PC Specs are - Pentium G4400, MSI H110V MB, HDD (160GB, 500GB & 1TB), DVD Drive, ATI 7700 Firepro Graphics card.
Now my Smps is not working (When switched ON, it OFF's within 5 seconds). Checked with a Frontech spare SMPS, system is working.
Should I service the Antec SMPS or purchase new; Also suggest budget models with Longterm reliability. I had thought of Coolermaster (COOLER MASTER MWE 450 MPW-4502-ACABW SMPS) or Corsair (Corsair VS450 450W Power Supply CP-9020170-UK). Purchase will be Online (Amazon or Primeabgb)

My PC usage - Browsing, Movies, Games (Civ 5, CS:GO, Battlefield 3, GTA4)


----------



## Nerevarine (Oct 1, 2018)

Antec doesn't make VS450 ? Is it VP450p or Corsair VS450
Don't buy Corsair VS450. Wait for PSU experts, Dont have any idea about this price segment.


----------



## mobo (Oct 2, 2018)

What is your budget?

VS450 is a fine PSU, but try and get the CX430.


----------



## quicky008 (Oct 2, 2018)

cx 43o is probably an older model,the op should consider getting a CX 450(grey label unit).


----------



## whitestar_999 (Oct 2, 2018)

Keep an eye out for this to come back in stock,this is the best budget psu series currently available in India.
CORSAIR CX450 SMPS - 450 Watt 80 Plus Bronze Certification PSU With Active PFC


----------



## chimera201 (Oct 2, 2018)

Corsair CX450 is your best bet. Try contacting primeabgb to check when it comes back in stock.


----------



## nareshkumaran (Oct 4, 2018)

Thank All . Just purchased CoolerMaster MW450 from Primeabgb, since the backup smps was not working properly. Fitted the smps, now system is working fine.


----------



## SaiyanGoku (Oct 4, 2018)

nareshkumaran said:


> Thank All . Just purchased CoolerMaster MW450 from Primeabgb, since the backup smps was not working properly. Fitted the smps, now system is working fine.

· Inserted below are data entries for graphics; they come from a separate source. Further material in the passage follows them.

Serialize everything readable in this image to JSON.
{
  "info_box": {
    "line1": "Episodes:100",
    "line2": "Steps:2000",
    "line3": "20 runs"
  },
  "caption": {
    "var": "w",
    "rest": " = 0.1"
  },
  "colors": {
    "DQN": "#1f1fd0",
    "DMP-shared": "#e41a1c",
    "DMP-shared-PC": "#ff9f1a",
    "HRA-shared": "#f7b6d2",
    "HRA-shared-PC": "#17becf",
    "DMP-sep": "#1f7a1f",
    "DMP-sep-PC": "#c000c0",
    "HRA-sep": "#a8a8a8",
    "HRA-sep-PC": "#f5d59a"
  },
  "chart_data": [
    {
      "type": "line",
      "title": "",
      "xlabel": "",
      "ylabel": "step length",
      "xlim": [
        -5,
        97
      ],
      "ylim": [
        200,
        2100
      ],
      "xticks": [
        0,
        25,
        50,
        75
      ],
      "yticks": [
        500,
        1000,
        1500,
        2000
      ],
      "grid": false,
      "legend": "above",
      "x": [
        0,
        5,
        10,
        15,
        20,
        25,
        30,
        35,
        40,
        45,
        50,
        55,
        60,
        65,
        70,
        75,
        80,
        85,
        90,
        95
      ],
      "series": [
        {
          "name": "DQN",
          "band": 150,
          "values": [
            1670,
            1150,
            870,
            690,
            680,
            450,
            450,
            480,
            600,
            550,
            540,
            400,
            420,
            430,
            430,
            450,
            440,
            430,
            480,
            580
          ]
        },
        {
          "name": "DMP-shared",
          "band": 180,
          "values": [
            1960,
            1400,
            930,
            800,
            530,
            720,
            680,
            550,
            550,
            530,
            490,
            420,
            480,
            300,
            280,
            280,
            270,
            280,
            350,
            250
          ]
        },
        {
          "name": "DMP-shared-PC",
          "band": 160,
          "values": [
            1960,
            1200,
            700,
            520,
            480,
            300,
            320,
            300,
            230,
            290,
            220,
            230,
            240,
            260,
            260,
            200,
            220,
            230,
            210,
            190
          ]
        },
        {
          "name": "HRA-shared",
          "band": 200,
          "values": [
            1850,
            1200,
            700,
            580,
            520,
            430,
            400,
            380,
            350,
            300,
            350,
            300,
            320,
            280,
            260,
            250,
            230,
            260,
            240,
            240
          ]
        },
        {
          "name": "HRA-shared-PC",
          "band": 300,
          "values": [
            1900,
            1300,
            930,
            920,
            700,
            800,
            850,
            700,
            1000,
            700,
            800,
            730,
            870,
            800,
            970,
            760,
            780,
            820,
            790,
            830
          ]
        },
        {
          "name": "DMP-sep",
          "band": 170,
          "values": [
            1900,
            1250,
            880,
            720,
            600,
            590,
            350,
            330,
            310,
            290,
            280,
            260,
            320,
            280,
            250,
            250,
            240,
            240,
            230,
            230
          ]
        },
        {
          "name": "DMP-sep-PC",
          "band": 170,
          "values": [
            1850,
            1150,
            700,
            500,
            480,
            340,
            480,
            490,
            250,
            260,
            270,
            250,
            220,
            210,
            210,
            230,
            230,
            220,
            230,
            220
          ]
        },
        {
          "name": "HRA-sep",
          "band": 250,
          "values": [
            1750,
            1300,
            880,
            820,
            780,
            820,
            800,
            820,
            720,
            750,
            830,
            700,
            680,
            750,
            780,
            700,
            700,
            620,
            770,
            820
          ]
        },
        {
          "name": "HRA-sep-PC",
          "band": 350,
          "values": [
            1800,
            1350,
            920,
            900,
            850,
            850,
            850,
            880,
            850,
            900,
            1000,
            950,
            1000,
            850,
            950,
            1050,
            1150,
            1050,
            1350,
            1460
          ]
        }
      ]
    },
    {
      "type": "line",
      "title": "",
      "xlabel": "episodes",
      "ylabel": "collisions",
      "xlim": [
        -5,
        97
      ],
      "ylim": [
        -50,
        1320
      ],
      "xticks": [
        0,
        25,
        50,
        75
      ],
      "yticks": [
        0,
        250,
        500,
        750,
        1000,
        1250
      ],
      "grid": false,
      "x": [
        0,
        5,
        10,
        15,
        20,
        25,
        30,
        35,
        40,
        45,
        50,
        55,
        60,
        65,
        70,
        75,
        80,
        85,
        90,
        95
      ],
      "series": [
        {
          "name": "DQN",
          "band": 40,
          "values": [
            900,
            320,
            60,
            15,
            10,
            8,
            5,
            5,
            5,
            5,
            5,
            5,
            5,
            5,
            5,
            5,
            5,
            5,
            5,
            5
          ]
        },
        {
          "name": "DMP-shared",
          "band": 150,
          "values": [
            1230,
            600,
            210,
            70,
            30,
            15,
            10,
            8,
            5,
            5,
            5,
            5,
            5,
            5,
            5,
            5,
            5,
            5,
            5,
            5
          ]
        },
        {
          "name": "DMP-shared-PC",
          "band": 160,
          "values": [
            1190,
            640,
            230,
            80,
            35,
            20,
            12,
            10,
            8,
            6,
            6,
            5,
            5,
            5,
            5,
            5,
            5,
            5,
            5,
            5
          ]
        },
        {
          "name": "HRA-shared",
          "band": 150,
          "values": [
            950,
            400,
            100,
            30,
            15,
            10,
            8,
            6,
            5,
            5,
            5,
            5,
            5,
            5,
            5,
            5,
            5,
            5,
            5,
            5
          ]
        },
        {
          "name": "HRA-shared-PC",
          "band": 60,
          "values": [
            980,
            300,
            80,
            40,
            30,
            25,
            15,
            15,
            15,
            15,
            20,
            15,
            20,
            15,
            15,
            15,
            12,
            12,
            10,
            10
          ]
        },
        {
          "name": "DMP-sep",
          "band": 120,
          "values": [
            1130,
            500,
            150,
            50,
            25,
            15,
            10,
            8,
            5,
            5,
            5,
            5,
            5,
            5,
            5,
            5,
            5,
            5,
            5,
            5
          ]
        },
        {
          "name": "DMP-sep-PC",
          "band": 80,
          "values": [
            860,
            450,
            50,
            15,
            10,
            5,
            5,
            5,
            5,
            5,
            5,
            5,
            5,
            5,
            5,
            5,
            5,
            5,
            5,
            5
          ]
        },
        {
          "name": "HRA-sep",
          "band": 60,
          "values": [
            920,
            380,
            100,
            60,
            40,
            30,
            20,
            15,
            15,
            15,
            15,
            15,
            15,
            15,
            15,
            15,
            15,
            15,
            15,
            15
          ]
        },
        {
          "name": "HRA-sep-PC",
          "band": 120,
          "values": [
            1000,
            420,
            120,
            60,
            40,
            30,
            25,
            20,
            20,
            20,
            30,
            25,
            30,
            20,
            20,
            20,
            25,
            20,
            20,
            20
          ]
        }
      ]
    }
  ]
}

Nobody recommended you that


----------



## Randy_Marsh (Oct 8, 2018)

Nerevarine said:


> Antec doesn't make VS450 ? Is it VP450p or Corsair VS450



@nareshkumaran answer this please.


----------



## nareshkumaran (Oct 10, 2018)

Sorry my Bad, its VP450P.
CM was brought by a friend returning from Mumbai.


----------